Dr. Pedro met Lynn at the station. He was leaving for Lisbon, Portugal, the next day to deliver another presentation. He said, “I need to practice my speech. Let’s kill two birds with one stone. Critique my speech and then we’ll discuss your husband.” Hours later, Dr Pedro said to Lynn, “Fly him out in two weeks. I need two hours to examine him. At that point, I will know if I can help your husband.” Lynn called me from the train headed back to Boston. “Phil, this is a God thing. The one man in the entire world that can possibly address your problem, I just met him.” My mind raced. I honestly didn’t think a cure existed. I assumed any healing would have to be divine, a creative miracle. But here was a chance, a possibility. I quickly checked myself. Six and a half years has a way of jading a chronically ill patient, at least this one. ‘God, my faith is weak, but this sure has the fingerprints of the divine all over these convoluted circumstances. Lord, help my unbelief. I’m stepping out of the boat. I’m all in.”

‘I have learned the secret of being content in any situation, whether well fed or hungry, whether living in plenty or in want. I can do all this through him who gives me strength.”  Philippians 4:12,13  My happiness in no way depended on healing. “Why me Lord?” left my head years before this moment. The Holy Spirit brought me to a place where I celebrated life regardless of my health, regardless of the opinions of others. I knew each day I belonged to God. I prayed, I read, I testified to the goodness of God. Nothing else mattered. Everything followed from my trust in the Great God, Infinite Goodness. I wasn’t interested in dying, but I wasn’t afraid of dying either. Even now, Psalm 100 rings in my mind, “Shout for joy to the Lord, all the earth.

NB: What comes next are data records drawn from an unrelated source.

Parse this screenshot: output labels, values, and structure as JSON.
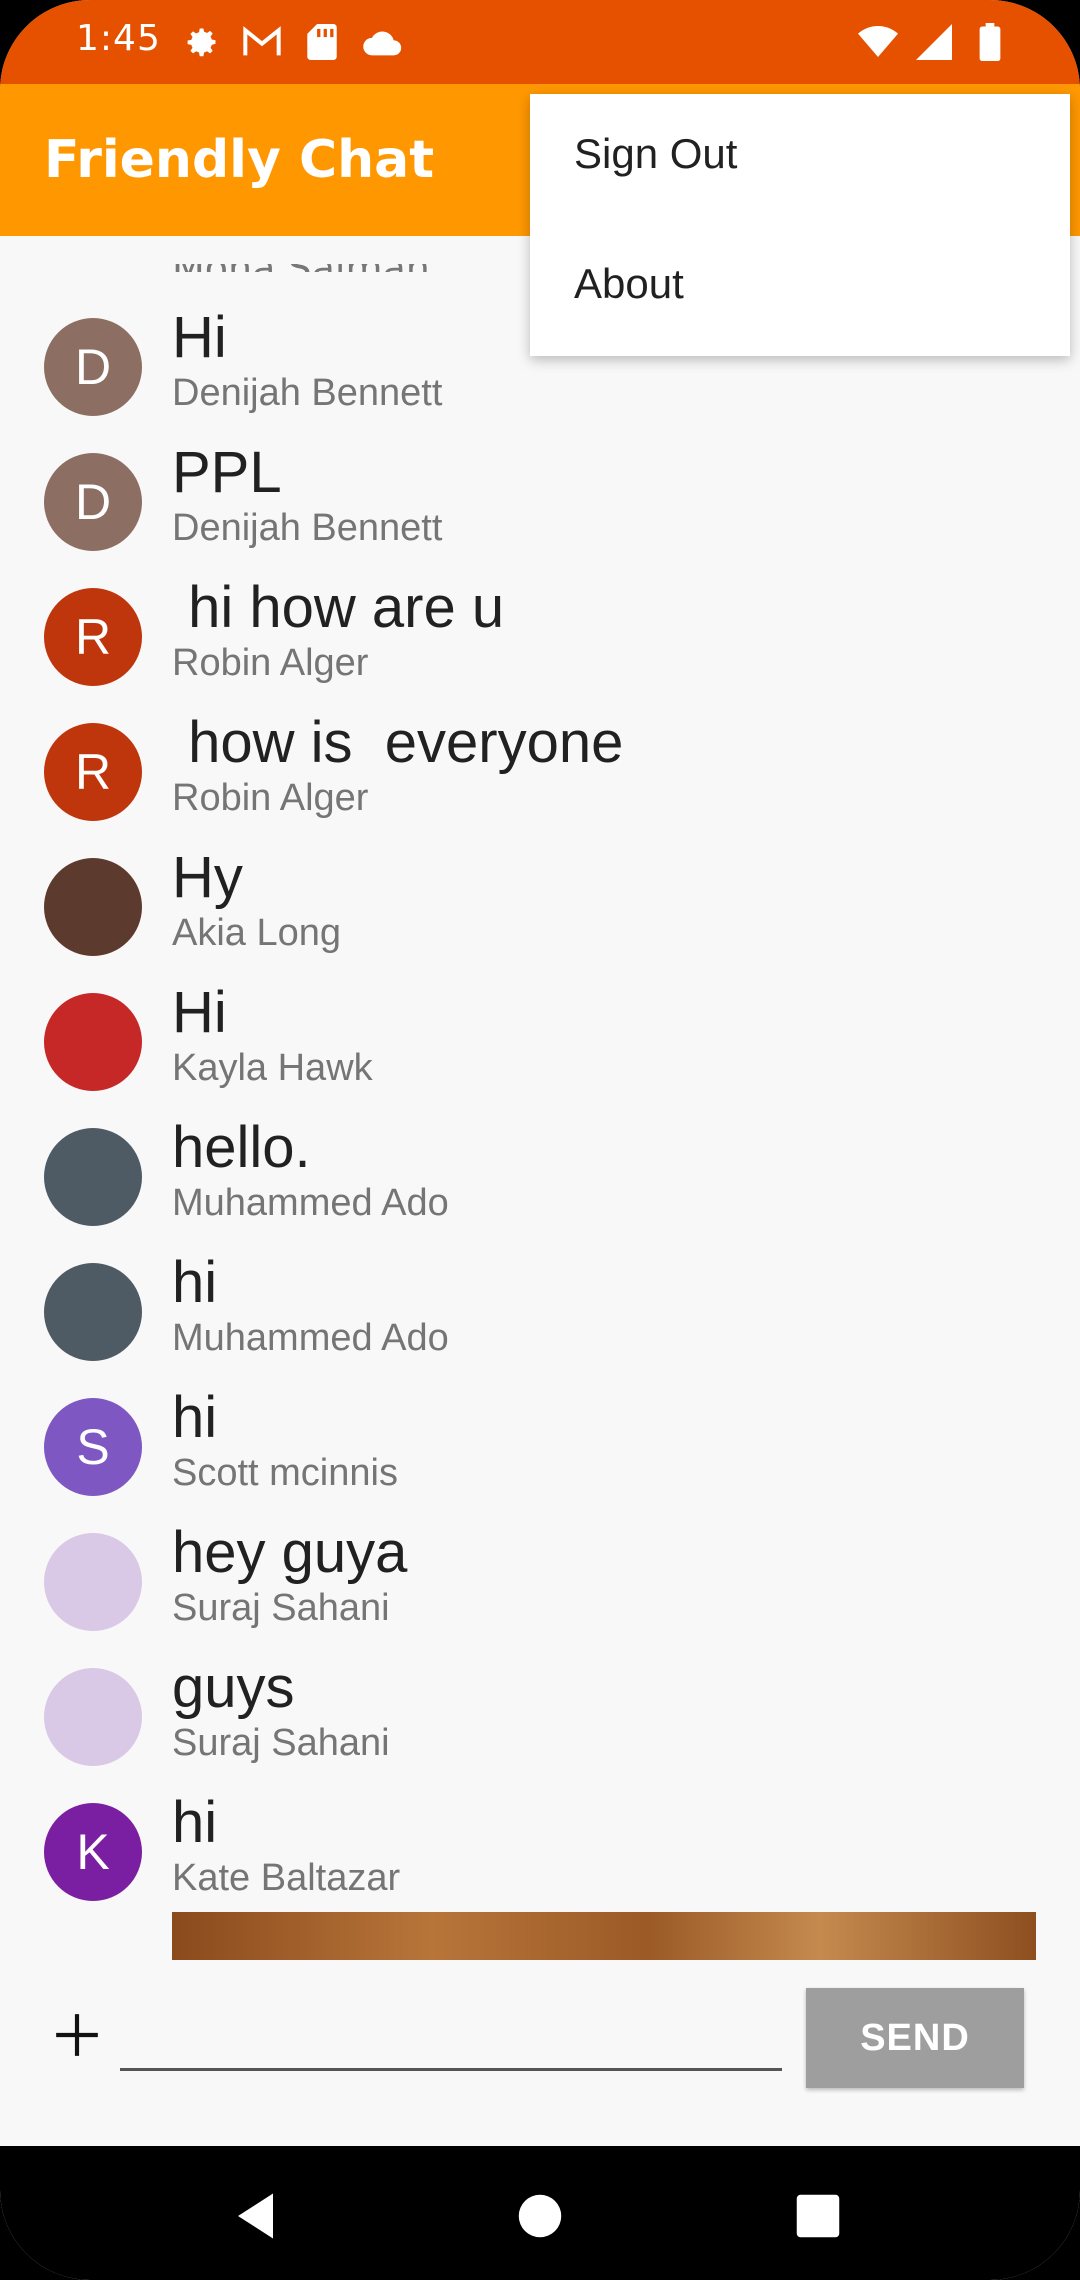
{
  "status_bar": {
    "time": "1:45",
    "left_icons": [
      "gear-icon",
      "gmail-icon",
      "sd-card-icon",
      "cloud-icon"
    ],
    "right_icons": [
      "wifi-icon",
      "signal-icon",
      "battery-icon"
    ]
  },
  "app_bar": {
    "title": "Friendly Chat",
    "color": "#ff9800",
    "status_color": "#e65100"
  },
  "menu": {
    "items": [
      {
        "label": "Sign Out"
      },
      {
        "label": "About"
      }
    ]
  },
  "messages": [
    {
      "text": "Hi",
      "author": "Denijah Bennett",
      "avatar_letter": "D",
      "avatar_color": "#8d6e63"
    },
    {
      "text": "PPL",
      "author": "Denijah Bennett",
      "avatar_letter": "D",
      "avatar_color": "#8d6e63"
    },
    {
      "text": " hi how are u",
      "author": "Robin Alger",
      "avatar_letter": "R",
      "avatar_color": "#bf360c"
    },
    {
      "text": " how is  everyone",
      "author": "Robin Alger",
      "avatar_letter": "R",
      "avatar_color": "#bf360c"
    },
    {
      "text": "Hy",
      "author": "Akia Long",
      "avatar_letter": "",
      "avatar_color": "#5d3a2e"
    },
    {
      "text": "Hi",
      "author": "Kayla Hawk",
      "avatar_letter": "",
      "avatar_color": "#c62828"
    },
    {
      "text": "hello.",
      "author": "Muhammed Ado",
      "avatar_letter": "",
      "avatar_color": "#4e5a64"
    },
    {
      "text": "hi",
      "author": "Muhammed Ado",
      "avatar_letter": "",
      "avatar_color": "#4e5a64"
    },
    {
      "text": "hi",
      "author": "Scott mcinnis",
      "avatar_letter": "S",
      "avatar_color": "#7e57c2"
    },
    {
      "text": "hey guya",
      "author": "Suraj Sahani",
      "avatar_letter": "",
      "avatar_color": "#d9c8e6"
    },
    {
      "text": "guys",
      "author": "Suraj Sahani",
      "avatar_letter": "",
      "avatar_color": "#d9c8e6"
    },
    {
      "text": "hi",
      "author": "Kate Baltazar",
      "avatar_letter": "K",
      "avatar_color": "#7b1fa2"
    }
  ],
  "composer": {
    "placeholder": "",
    "send_label": "SEND"
  }
}
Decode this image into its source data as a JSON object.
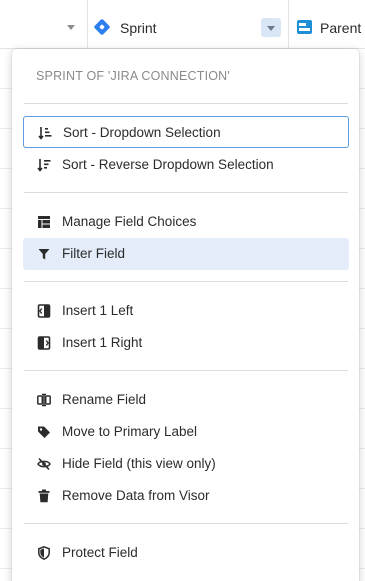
{
  "header": {
    "sprint_column_label": "Sprint",
    "parent_column_label": "Parent"
  },
  "menu": {
    "title": "SPRINT OF 'JIRA CONNECTION'",
    "items": [
      {
        "label": "Sort - Dropdown Selection",
        "icon": "sort-ascending-icon"
      },
      {
        "label": "Sort - Reverse Dropdown Selection",
        "icon": "sort-descending-icon"
      },
      {
        "label": "Manage Field Choices",
        "icon": "table-icon"
      },
      {
        "label": "Filter Field",
        "icon": "filter-icon"
      },
      {
        "label": "Insert 1 Left",
        "icon": "insert-left-icon"
      },
      {
        "label": "Insert 1 Right",
        "icon": "insert-right-icon"
      },
      {
        "label": "Rename Field",
        "icon": "text-cursor-icon"
      },
      {
        "label": "Move to Primary Label",
        "icon": "tag-icon"
      },
      {
        "label": "Hide Field (this view only)",
        "icon": "eye-slash-icon"
      },
      {
        "label": "Remove Data from Visor",
        "icon": "trash-icon"
      },
      {
        "label": "Protect Field",
        "icon": "shield-icon"
      }
    ]
  },
  "colors": {
    "sprint_icon": "#2d7ff0",
    "parent_icon": "#1e8fd6",
    "focus_border": "#5d9bd9",
    "active_bg": "#e3ecf8",
    "dropdown_button_bg": "#d9e6f5"
  }
}
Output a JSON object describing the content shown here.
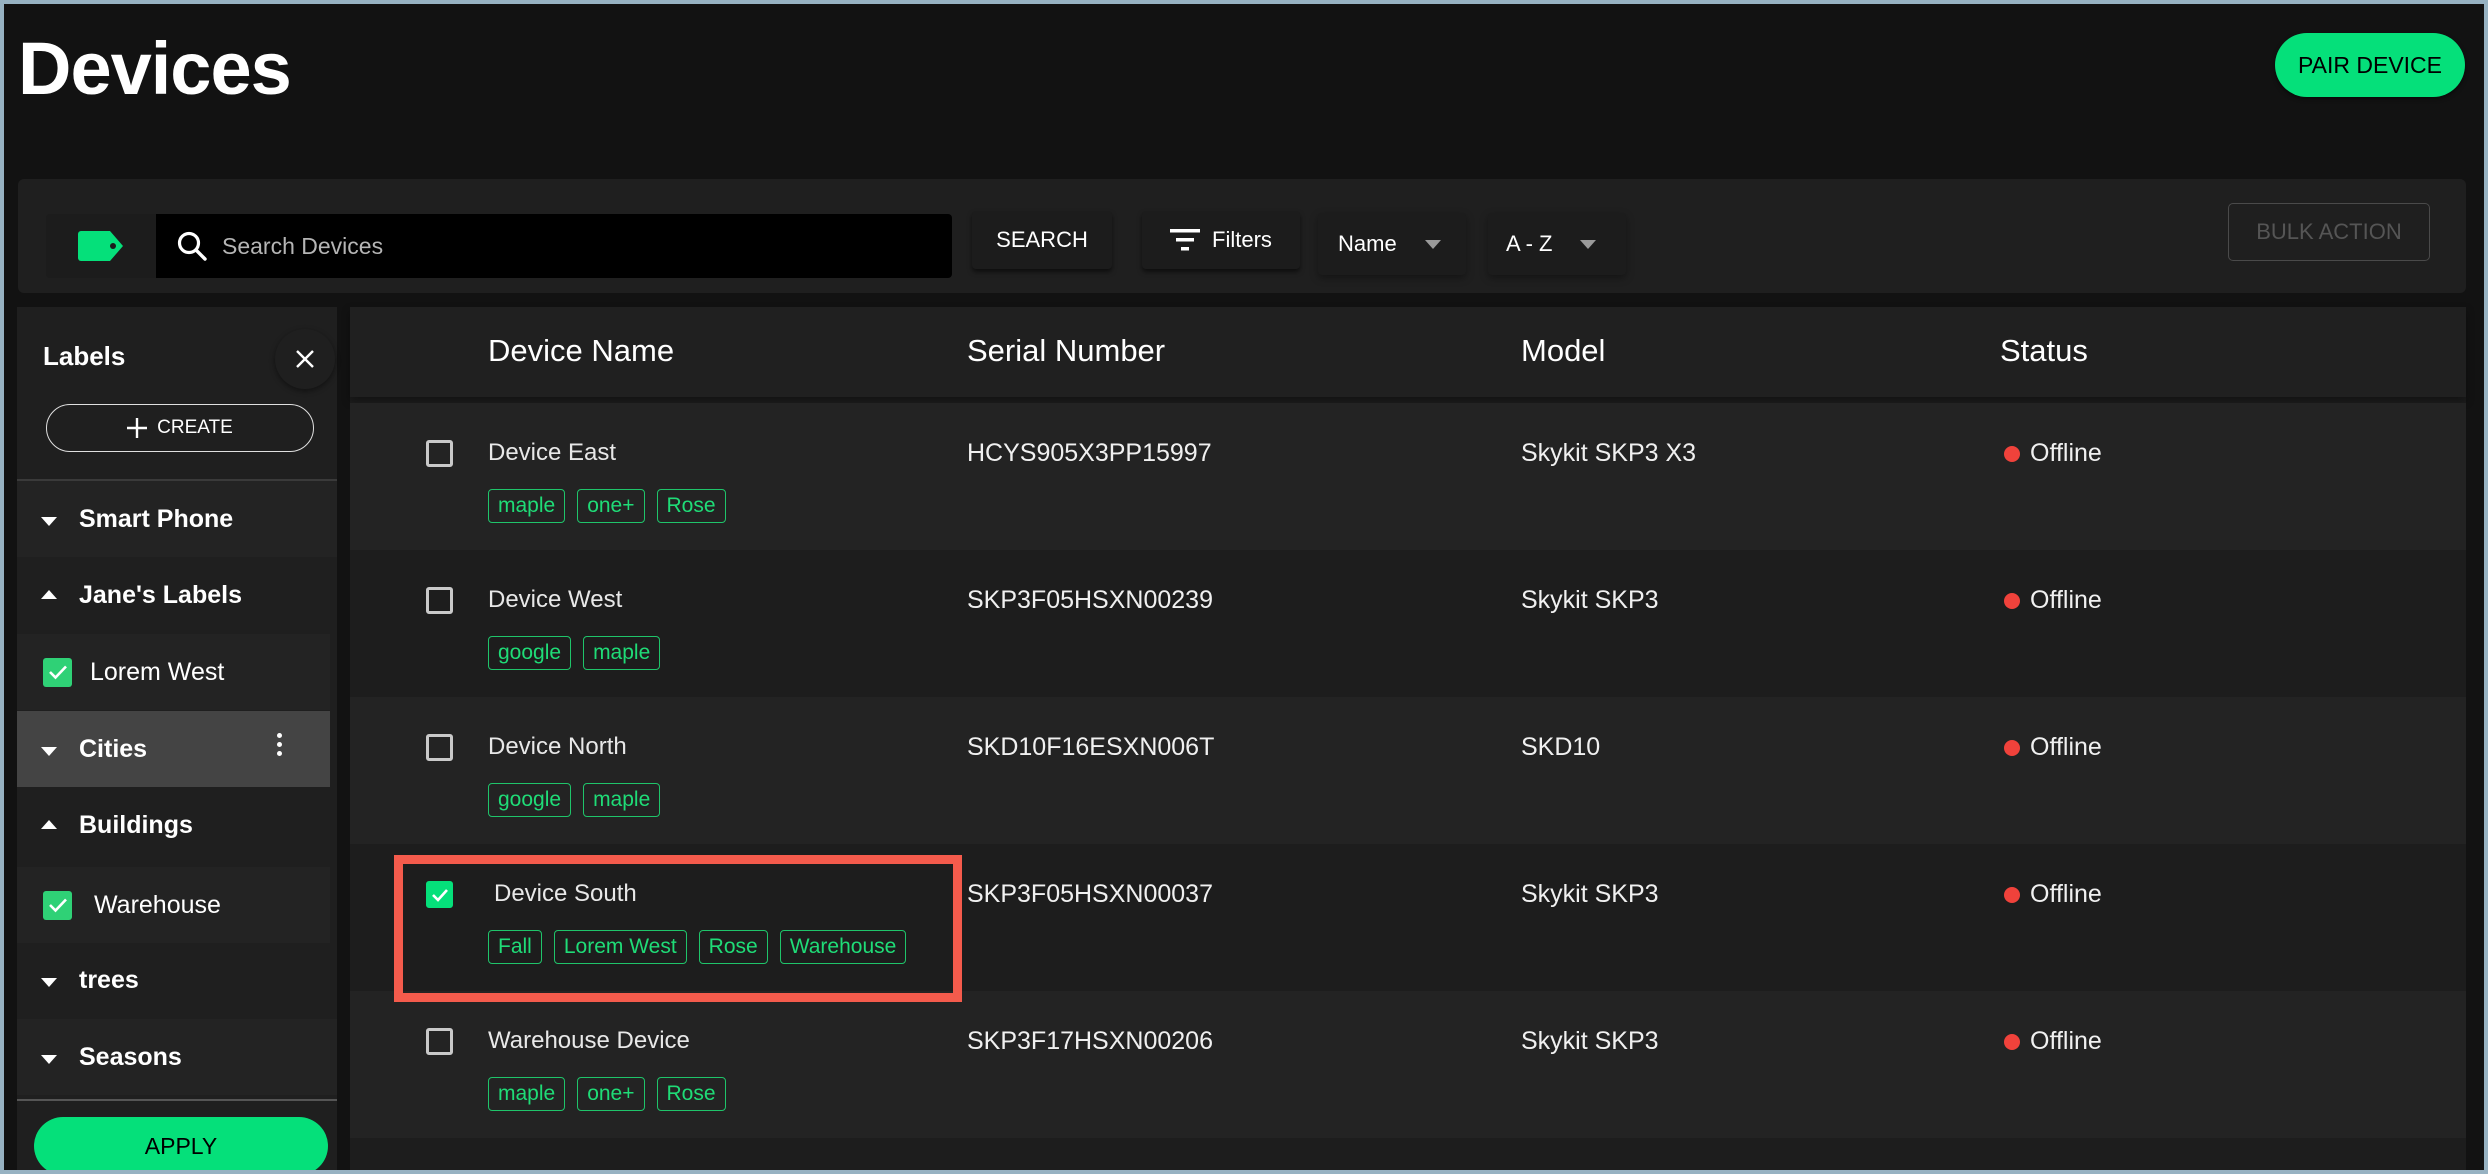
{
  "header": {
    "title": "Devices",
    "pair_device_label": "PAIR DEVICE"
  },
  "toolbar": {
    "tag_icon": "label-tag-icon",
    "search_placeholder": "Search Devices",
    "search_value": "",
    "search_label": "SEARCH",
    "filters_label": "Filters",
    "sort_field": "Name",
    "sort_order": "A - Z",
    "bulk_action_label": "BULK ACTION"
  },
  "sidebar": {
    "title": "Labels",
    "create_label": "CREATE",
    "apply_label": "APPLY",
    "groups": [
      {
        "name": "Smart Phone",
        "expanded": false,
        "items": []
      },
      {
        "name": "Jane's Labels",
        "expanded": true,
        "items": [
          {
            "label": "Lorem West",
            "checked": true
          }
        ]
      },
      {
        "name": "Cities",
        "expanded": false,
        "highlighted": true,
        "items": []
      },
      {
        "name": "Buildings",
        "expanded": true,
        "items": [
          {
            "label": "Warehouse",
            "checked": true
          }
        ]
      },
      {
        "name": "trees",
        "expanded": false,
        "items": []
      },
      {
        "name": "Seasons",
        "expanded": false,
        "items": []
      }
    ]
  },
  "table": {
    "columns": [
      "Device Name",
      "Serial Number",
      "Model",
      "Status"
    ],
    "rows": [
      {
        "name": "Device East",
        "serial": "HCYS905X3PP15997",
        "model": "Skykit SKP3 X3",
        "status": "Offline",
        "selected": false,
        "tags": [
          "maple",
          "one+",
          "Rose"
        ]
      },
      {
        "name": "Device West",
        "serial": "SKP3F05HSXN00239",
        "model": "Skykit SKP3",
        "status": "Offline",
        "selected": false,
        "tags": [
          "google",
          "maple"
        ]
      },
      {
        "name": "Device North",
        "serial": "SKD10F16ESXN006T",
        "model": "SKD10",
        "status": "Offline",
        "selected": false,
        "tags": [
          "google",
          "maple"
        ]
      },
      {
        "name": "Device South",
        "serial": "SKP3F05HSXN00037",
        "model": "Skykit SKP3",
        "status": "Offline",
        "selected": true,
        "tags": [
          "Fall",
          "Lorem West",
          "Rose",
          "Warehouse"
        ]
      },
      {
        "name": "Warehouse Device",
        "serial": "SKP3F17HSXN00206",
        "model": "Skykit SKP3",
        "status": "Offline",
        "selected": false,
        "tags": [
          "maple",
          "one+",
          "Rose"
        ]
      }
    ]
  },
  "colors": {
    "accent": "#05e07a",
    "tag": "#1fdc77",
    "offline": "#f0423b",
    "highlight": "#f45b4c",
    "background": "#121212"
  }
}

Worship the Lord with gladness; come before him with joyful songs. Know that the Lord is God. It is he who made us, and we are his; we are his people, the sheep of his pasture. Enter into his gates with thanksgiving and his courts with praise; give thanks to him and praise his name. For the Lord is good and his love endures forever; his faithfulness continues through all generations.” In the end, Christ is all that matters.